Lo sguardo sulla materialità quotidiana e sui suoi problemi viene sussunto e defalcato nell'intensificazione dei dispositivi di controllo; la violenza simbolica e strutturale che opera nelle metropoli, specialmente in quelle zone considerate a rischio, viene forclusa a favore delle politiche di ristrutturazione urbanistica e di gentrificazione; la vita invisibile delle migliaia di soggetti diventa il fantasma da mobilitare nelle occasioni prestabilite.

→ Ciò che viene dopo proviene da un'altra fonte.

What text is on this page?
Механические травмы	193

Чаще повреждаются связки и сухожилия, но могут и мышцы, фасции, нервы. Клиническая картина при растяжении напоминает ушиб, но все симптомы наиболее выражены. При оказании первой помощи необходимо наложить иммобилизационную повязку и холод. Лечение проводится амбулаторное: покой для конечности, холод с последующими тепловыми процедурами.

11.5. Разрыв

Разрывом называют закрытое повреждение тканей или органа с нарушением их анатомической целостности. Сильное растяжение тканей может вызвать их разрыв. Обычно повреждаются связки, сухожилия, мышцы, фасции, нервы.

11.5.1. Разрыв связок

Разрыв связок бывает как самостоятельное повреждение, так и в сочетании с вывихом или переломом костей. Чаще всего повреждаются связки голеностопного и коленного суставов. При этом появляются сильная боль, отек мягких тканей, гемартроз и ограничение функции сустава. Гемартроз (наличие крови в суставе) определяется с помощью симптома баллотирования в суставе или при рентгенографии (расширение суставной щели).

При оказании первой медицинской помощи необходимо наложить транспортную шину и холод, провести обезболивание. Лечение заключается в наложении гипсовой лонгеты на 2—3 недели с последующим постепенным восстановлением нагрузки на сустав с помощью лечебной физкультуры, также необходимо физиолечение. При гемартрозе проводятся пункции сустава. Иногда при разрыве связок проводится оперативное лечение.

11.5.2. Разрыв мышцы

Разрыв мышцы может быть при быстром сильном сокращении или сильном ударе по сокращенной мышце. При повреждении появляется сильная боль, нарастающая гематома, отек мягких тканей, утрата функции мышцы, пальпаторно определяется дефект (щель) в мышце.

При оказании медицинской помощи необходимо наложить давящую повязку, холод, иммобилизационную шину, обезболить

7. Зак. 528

La crudeltà e l'efferatezza dell'alto diventano vettori astratti e necessari nell'enunciazione della retorica umanitaria, risvolto delle strategie biopolitiche di amministrazione dei corpi: il corpo del reato, che dovrebbe spingere tutti al rispettoso silenzio, è invece terreno di conquista delle logiche securitarie e delle politiche, sicuramente conservatrici e contemporaneamente propedeutiche ai meccanismi capitalisti di estrazione di valore-sia esso materiale, reputazionale, sessuale o cognitivo.

Tutta la prudenza e il rispetto per la vittima scompaiono di fronte allo scempio che non solo su quel singolo corpo ma sulla collettività dei corpi differenti si sta compiendo: in nome della vita continuano ad essere prodotti ed emendati dispositivi normativi che attaccano la vita stessa, in nome dell'ordine e della sicurezza: prendere parola, pur nella saturazione mediatica dell'evento, diventa non solo una mera dichiarazione retorica ma una chiara presa di posizione, una esposizione del desiderio critico di sapere e di quello, molto più materiale, di una libertà come pratica costante delle differenze.